Kevin Harun
Ban ships from using heavy fuel oil in Polar waters, environmental group urges, By James Brewer
A marine transport emergency in the northerly Atlantic has highlighted the difficulty of responding to potential shipping casualties in Arctic waters, the campaign group Pacific Environment has warned.
The group said the incident added weight to its concerns that what it sees as the most pressing issue, the danger of heavy fuel oil spills, is ignored by the Polar Code that looks set to be approved by the International Maritime Organization on November 17 2014.
Campaigners point to the latest mishap in northerly waters: an unmanned barge carrying 950 gallons of diesel fuel broke free in a storm from its tow on October 23 off Prudhoe Bay. The barge, owned by Northern Transportation Corp of Canada, and its tug had been making for Tuktoyaktuk in the Northwest Territories.
The US Coast Guard said it was a time of year when there were limited options for response in the region, as ice developed quickly and few vessels were available to assist.
Kevin Harun, Arctic programme director for Pacific Environment, said that the problems of attending a vessel in distress despite it being close to a major industrial Arctic hub, the Prudhoe Bay oilfield, demonstrated the need for strong shipping regulation in Arctic waters.
San Francisco-based Pacific Environment said that the Arctic Council, which is chaired by Canada until May 2015 when the US will take over the leadership for two years, identified the release of oil as the “most significant threat” to the marine environment in its 2009 assessment of Arctic shipping.
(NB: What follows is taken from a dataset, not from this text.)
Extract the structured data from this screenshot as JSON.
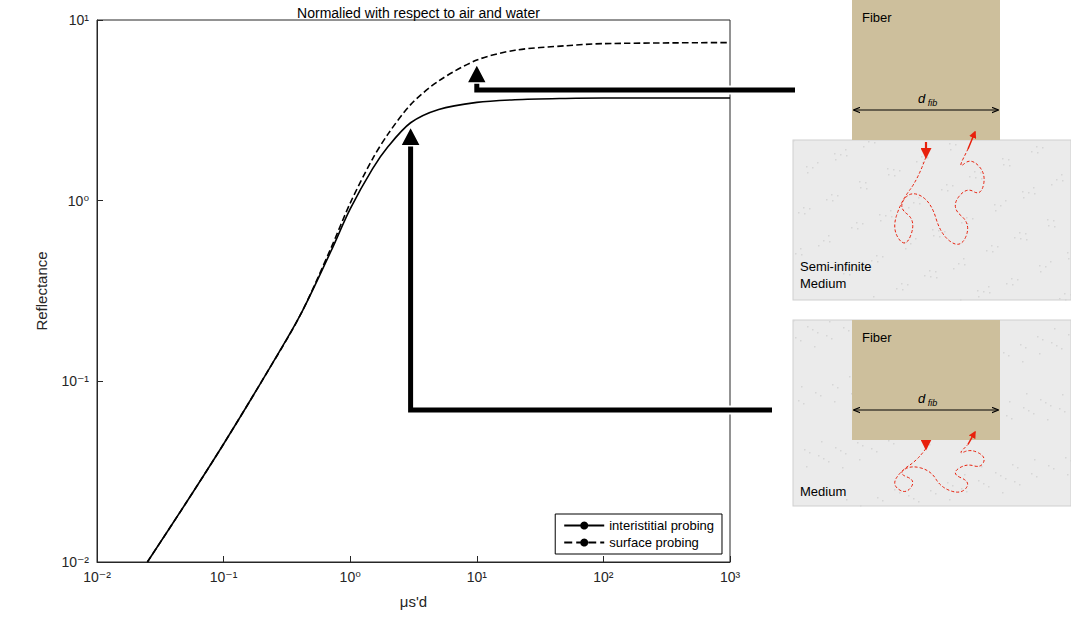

The draft Polar Code aims to cover design, construction, equipment, operations, training, search and rescue and environmental protection relevant to ships operating in waters surrounding the poles.
Pacific Environment has pressed for distillate fuels to be made mandatory for Arctic ship transits. It says that in the event of a spill, lighter fuels would dissipate more quickly than heavy oils, and cause less harm to the environment and the people who depend on marine resources for food. It says that there is precedent for banning heavy fuel oil in sensitive waters including areas near the Antarctic.
The environmental group says that among its missions is to encourage the protection of Arctic ecosystems “from the harmful impacts of increased, unregulated shipping in the face of disappearing sea ice.”
Mr Harun said that while his organisation was encouraged by several provisions in the Polar Code, “we are concerned that the risks posed by a spill of heavy fuel oil remain unaddressed.” The barge incident in the Beaufort Sea alarmingly raised the question of how nations would be able to deal with a large ship that went out of control in more remote waters.
Before taking up his current post, Mr Harun was executive director of the Alaska Center for the Environment. He has observer status at the IMO and is one of the few participants representing conservation and Arctic community interests.
Pacific Environment says of its role: “We mentor, train, campaign, build networks, and provide direct financial support to activist leaders and non-governmental organisations to help them protect their communities from environmental and health threats and hold international governments, corporations, and financing institutions accountable for their policies and actions.”
It says that in the Arctic and Alaska “Pacific Environment works with indigenous communities to protect the region from the environmental impacts of offshore oil and gas extraction, increased and under-regulated shipping, and short term climate forcers such as black carbon emissions.”
In an article for Nunatsiaq News Online, Paul Crowley, director of the World Wildlife Fund’s Canadian Arctic Program for Northern Communities and Economies, backed the call for prohibiting heavy fuel oil in the region, and said there should be among other safeguards limits to underwater noise from ships, which could affect the habitat and ability of marine mammals to forage and breed.
The International Chamber of Shipping has said that there is a high level of awareness about the special degree of care required when ships navigate Arctic waters. “But whilst fully recognising the need to provide the highest levels of environmental protection, ICS has sought to ensure that the approach taken by IMO is not fundamentally different to that applied to any other sea area in which special dangers might apply (sea conditions in the North Atlantic, for example, entail parallel levels of operational risk).”